Emerging issues on the safety landscape15 May 2015
Julie is the founder and Managing Director of safesearch, a niche health and safety search and recruitment firm that publishes an annual remuneration survey on HSE. She has previously sat on the Victorian WorkSafe OHS Advisory Committee and is a supporting partner of the Australian OHS Education Accreditation Board. Julie also initiated and chairs a national Thought Leadership group for Executive GM Safety members from some of Australia's largest companies.
Leaders heading up HSE functions in Australia are currently grappling with two major challenges according to a recent survey undertaken by safesearch.
The annual HSE survey has been conducted for nine consecutive years and this year includes data from 133 organisations and more than 1,200 individuals. Along with exploring trends in salary packages and qualifications, a qualitative section of the survey explores emerging safety trends. Two clear themes have emerged from the senior HSE leaders who participated.
"The safety function is required to do more with less"
A continuous drive to improve the efficiency and effectiveness of the HSE function has given rise to the expectation that they "do more with less". This theme has come through loud and strong in the survey results: safety teams are now required to demonstrate sound compliance, while also being mindful of the commercial pressures associated with running an efficient, lean function.
This has resulted in a noticeable shift in focus from lost-time injury frequency rates (LTIFR) to the management of potentially catastrophic risks.
Recently, we've seen a number of top boards move right away from LTIFR reporting, as they come to realise that a low LTIFR does not necessarily correlate to an acceptable level of risk exposure.
As safety has emerged as a headline issue both in the boardroom and in the C-suite over the past decade, organisations have lifted their expectations about the level of talent they are prepared to recruit in the safety space. They are now demanding safety leaders who understand the broader commercial environment in which the business is operating.
There is an expectation that the safety leader is able to build a team of highly capable contributors—with the ability to operate in changing circumstances and deliver a service that is both differentiated and future-proof.
Safety leaders must also demonstrate their ability to think strategically and to effectively implement strategy on the ground—all while managing the organisation's risk exposure. This trend is likely here to stay.
Although "doing more with less" may initially sound like it requires cost reductions, when you dig deeper it's actually a requirement (and demand) for a different approach and different set of capabilities. Today's safety function must drive change and deliver safety outcomes, while also providing a clear return on investment that's aligned with the broader business strategy.
"Mental health and wellbeing are not adequately resourced"
Eighty-five percent of respondents considered a health and wellbeing strategy to be of high or significant importance within their organisation, making it the number one emerging issue. Nevertheless, only half of the respondents indicated that they have a dedicated health and wellbeing resource in place.
These results suggest that respondents are taking a piecemeal approach to the health and wellbeing of their workforce. This area has only become part of the safety agenda in recent years, and companies and safety professionals are clearly still grappling with this complex topic. "We are still learning how to take this forward" is typical of the feedback from survey respondents.

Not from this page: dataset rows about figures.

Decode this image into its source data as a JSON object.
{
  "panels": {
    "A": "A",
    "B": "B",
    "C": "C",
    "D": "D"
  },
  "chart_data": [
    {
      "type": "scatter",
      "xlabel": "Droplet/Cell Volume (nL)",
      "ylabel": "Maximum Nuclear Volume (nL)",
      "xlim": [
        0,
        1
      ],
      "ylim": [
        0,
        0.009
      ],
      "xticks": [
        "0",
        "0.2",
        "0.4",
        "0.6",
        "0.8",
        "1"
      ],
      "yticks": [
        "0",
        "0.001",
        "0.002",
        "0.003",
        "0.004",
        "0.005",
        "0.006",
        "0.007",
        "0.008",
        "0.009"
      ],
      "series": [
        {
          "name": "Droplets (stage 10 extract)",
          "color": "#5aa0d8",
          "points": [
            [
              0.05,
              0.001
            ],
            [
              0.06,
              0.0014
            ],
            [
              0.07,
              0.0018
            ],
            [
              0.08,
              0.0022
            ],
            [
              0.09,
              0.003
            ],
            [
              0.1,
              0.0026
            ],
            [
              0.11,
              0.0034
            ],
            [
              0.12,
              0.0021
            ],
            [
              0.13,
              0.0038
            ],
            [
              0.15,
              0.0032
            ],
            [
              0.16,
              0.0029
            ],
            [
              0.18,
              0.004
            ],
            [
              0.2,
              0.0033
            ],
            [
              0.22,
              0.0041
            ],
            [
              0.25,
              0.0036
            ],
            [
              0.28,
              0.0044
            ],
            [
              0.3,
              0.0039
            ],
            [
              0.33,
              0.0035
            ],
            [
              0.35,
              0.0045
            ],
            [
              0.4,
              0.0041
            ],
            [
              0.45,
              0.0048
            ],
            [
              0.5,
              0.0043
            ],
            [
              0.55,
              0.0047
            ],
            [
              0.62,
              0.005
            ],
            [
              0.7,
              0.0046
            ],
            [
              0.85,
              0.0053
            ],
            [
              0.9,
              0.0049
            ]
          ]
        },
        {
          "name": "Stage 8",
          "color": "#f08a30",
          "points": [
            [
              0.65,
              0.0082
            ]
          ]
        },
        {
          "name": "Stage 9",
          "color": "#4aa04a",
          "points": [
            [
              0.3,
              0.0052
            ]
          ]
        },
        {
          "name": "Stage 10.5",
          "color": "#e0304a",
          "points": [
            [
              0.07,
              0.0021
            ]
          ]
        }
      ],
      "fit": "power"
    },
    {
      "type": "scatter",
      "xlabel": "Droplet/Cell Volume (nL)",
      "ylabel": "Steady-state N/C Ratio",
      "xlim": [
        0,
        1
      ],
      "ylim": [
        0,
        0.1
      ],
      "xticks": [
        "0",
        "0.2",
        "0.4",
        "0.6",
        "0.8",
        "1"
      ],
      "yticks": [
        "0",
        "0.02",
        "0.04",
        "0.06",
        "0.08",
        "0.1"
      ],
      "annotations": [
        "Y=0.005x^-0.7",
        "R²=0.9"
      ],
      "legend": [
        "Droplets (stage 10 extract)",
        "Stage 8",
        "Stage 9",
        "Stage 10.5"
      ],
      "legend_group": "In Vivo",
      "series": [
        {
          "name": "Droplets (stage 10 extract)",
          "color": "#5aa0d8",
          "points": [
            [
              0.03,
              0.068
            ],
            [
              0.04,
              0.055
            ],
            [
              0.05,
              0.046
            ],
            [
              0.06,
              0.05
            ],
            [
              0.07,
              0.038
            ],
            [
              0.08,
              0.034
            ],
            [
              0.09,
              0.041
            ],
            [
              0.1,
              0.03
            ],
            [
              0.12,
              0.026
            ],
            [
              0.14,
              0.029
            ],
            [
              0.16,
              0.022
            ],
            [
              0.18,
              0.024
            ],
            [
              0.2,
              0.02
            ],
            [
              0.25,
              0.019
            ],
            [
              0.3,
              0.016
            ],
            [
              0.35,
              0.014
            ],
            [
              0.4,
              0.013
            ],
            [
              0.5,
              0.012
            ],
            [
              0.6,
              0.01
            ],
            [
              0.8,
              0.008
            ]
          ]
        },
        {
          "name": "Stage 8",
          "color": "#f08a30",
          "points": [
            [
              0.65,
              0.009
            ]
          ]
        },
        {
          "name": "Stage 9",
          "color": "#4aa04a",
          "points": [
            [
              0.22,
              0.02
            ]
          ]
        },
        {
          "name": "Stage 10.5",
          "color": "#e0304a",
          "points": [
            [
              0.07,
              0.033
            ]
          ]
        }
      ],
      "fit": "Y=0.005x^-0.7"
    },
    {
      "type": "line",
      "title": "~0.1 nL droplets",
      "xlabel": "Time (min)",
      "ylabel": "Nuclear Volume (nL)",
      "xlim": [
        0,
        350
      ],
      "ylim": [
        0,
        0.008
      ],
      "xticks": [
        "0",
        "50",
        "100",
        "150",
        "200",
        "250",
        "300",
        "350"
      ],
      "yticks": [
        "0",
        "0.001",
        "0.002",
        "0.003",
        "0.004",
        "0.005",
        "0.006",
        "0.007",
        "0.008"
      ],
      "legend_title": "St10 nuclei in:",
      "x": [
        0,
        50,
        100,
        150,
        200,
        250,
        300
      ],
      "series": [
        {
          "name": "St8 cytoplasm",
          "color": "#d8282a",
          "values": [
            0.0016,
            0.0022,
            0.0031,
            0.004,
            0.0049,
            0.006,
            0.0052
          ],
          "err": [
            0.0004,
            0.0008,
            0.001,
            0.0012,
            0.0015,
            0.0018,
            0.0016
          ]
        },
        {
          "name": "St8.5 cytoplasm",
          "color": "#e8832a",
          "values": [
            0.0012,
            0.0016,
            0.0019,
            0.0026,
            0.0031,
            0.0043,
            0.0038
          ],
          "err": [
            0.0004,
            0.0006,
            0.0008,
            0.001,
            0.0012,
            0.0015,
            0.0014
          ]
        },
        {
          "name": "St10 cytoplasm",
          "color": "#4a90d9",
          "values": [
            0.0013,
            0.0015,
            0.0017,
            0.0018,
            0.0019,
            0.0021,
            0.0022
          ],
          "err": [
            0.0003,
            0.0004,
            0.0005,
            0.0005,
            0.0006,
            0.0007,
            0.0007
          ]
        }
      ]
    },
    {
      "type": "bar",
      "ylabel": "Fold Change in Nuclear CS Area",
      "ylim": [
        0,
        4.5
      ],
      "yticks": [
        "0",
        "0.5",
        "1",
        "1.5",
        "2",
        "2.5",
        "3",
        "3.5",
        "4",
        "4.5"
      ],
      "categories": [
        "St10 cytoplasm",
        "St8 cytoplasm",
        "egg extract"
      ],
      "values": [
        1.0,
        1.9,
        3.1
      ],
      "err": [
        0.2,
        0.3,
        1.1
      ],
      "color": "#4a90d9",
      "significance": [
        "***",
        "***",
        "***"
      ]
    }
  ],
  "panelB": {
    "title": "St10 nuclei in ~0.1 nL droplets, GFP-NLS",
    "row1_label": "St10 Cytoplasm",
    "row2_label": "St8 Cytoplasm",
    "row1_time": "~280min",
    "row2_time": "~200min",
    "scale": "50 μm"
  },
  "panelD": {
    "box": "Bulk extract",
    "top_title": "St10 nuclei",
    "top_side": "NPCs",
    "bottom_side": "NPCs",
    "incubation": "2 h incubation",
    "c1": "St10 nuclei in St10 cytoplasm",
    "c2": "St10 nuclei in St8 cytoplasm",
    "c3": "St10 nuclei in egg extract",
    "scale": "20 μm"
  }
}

Areas of particular concern for survey respondents include psychological illness, mental health, fitness for work (particularly with an ageing workforce and on fly-in-fly-out operations), drug and alcohol use, depression and stress management.
Tackling health and wellbeing issues requires a unique skillset and a strategic approach, rather than just a collection of disconnected initiatives. "We need competent people to lead this", said one respondent, while another observed that "significant resources are required to resolve bullying issues where the outcomes can often be largely unknown".
Organisations that don't call on relevant experience are exposing themselves to operational, commercial and reputational risks.
Despite this, many organisations are taking a short-sighted and ad hoc approach, rather than implementing well-considered programs that are connected to the overall business strategy.
Forward thinking companies on the other hand understand that their health and wellbeing strategy is connected to a more engaged workforce, and that this will result in appropriately managed risks and clear commercial advantage.
The new HSE leader
As the safety function continues to grow in importance and broaden in scope, the leaders in this space will be those who are able to move beyond the paradigm of the traditional safety professional and emerge as true commercial partners within their organisation.
They will need to keep abreast of emerging risks that have not traditionally sat as part of the safety portfolio. Further, to ensure risks are managed appropriately and to gain traction, they must know when to access subject matter experts beyond the traditional realm of safety—particularly those in mental health risk management.